Stop encouraging Myanmar nationals, Immigration tells UNHCR

PETALING JAYA, Dec 15 — Myanmar citizens flocking to Malaysia are most probably lured by the appeal of refugee status under the United Nations High Commissioner for Refugees (UNHCR).

A source from the Immigration Department blamed UNHCR for “pampering” nearly 140,000 Myanmar nationals who had illegally entered the country but were later registered and granted refugee status under its protection.

“With UNHCR doling out refugee cards to these illegal immigrants, it creates a false impression that it is okay for them to endure a short detention before they are released as refugees,” he said.

He said this encouraged illegal immigrants to bring in their spouses, families and friends from their homeland into the country, further flinging open the floodgates.

“To top it off, our country is most conducive to them (Myanmar citizens) because we have ample job opportunities and similar religions or traditions to which they can closely relate,” he said.

“People must understand we are not party to the UN 1951 Refugee Convention and we will do what is necessary to ensure those who enter illegally are detained or deported home.

“However, carrying this out is difficult with the contradicting message sent out by UNHCR.”

According to the source, some 4,300 Myanmar citizens have been detained from numerous immigration raids and operations in the country since January, while there are 5,200 Myanmar illegal immigrants at detention centres awaiting deportation or for UNHCR to intervene.

So far, the source revealed the Immigration Department had already deported 3,126 of those detained this year.

UNHCR reports, on the other hand, showed an influx of 6,000 refugees from March to November, bringing the total of registered refugees from Myanmar to 139,200.

The total number of refugees in Malaysia, including those seeking asylum from other countries, is now at 143,435 according to UNHCR.

Another Immigration official said loose border control in Thailand makes it difficult for the authorities to contain the situation.
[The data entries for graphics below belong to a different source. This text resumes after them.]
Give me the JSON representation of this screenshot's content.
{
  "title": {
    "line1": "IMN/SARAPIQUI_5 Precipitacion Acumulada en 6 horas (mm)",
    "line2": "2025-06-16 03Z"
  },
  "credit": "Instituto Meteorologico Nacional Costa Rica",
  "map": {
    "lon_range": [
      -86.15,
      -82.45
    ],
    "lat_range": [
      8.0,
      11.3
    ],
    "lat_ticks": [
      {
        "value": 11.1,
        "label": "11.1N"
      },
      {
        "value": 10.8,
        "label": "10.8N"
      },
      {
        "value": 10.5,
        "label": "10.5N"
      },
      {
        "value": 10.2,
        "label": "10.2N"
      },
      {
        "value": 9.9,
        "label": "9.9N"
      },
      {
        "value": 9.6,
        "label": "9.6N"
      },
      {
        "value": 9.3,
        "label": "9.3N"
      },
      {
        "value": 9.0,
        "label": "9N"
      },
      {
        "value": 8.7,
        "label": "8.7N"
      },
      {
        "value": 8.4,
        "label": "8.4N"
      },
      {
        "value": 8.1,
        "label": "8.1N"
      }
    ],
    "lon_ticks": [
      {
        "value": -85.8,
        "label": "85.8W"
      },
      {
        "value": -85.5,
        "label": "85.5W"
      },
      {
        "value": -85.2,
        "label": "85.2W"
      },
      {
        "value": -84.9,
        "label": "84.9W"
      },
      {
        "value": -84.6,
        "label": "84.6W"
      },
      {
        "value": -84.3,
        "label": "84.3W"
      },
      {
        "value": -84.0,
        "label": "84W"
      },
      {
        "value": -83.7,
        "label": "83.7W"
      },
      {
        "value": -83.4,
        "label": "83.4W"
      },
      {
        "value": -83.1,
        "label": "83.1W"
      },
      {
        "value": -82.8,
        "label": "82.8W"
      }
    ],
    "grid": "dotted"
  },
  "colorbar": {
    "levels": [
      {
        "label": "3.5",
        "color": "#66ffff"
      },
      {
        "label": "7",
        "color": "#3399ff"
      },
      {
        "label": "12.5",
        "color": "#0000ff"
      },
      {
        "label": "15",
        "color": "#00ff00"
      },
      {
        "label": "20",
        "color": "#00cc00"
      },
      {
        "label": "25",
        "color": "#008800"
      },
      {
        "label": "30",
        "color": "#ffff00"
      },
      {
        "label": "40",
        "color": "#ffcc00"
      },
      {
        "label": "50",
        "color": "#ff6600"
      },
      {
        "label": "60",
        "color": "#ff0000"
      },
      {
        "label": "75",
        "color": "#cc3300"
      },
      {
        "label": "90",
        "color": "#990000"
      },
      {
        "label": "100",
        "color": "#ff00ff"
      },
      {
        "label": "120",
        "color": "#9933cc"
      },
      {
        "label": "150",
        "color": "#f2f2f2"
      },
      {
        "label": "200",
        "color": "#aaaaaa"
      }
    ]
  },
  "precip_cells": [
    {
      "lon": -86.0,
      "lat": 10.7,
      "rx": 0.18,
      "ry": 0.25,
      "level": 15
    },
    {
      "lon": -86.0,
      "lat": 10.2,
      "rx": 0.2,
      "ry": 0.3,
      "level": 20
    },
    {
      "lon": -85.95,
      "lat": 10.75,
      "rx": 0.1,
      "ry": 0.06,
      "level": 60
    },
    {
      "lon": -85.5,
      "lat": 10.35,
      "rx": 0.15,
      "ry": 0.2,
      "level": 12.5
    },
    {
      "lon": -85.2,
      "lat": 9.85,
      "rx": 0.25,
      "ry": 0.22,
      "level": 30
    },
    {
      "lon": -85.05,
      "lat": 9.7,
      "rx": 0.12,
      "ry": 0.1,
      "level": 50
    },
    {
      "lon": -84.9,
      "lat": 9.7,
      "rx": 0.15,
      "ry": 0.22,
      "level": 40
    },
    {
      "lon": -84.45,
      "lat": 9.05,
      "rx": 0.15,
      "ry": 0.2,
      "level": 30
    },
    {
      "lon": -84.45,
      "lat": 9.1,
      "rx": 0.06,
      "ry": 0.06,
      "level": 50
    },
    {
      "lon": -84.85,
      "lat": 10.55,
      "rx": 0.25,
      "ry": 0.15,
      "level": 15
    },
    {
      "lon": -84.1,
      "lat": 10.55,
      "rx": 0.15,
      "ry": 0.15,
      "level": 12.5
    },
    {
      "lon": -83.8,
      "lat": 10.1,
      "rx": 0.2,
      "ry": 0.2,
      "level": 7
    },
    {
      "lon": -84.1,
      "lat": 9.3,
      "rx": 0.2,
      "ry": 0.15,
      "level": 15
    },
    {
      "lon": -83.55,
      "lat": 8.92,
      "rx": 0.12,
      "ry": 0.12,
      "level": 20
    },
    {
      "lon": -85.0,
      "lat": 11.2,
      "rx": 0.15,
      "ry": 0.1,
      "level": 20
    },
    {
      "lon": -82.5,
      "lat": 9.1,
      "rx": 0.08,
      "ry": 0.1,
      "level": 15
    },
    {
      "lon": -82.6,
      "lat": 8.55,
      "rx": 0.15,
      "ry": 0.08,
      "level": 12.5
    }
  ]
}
“People keep pointing fingers at us but it really takes two hands to clap,” he said.

He said Wisma Putra should hold more bilateral talks with Thailand to tighten border control.

“To my knowledge, Malaysia is second to Thailand in terms of saturation of Myanmar citizens illegally entering the country.”

He said over an estimated stretch of 600km, Malaysian Immigration authorities had set up eight checkpoints which were sufficient to track illegal entry into the country.

However, he was puzzled how they had managed to travel across Thailand without getting caught.

“Malaysia shares its borders with Thailand and not Myanmar, so how did they evade the immigration officers there in the first place?”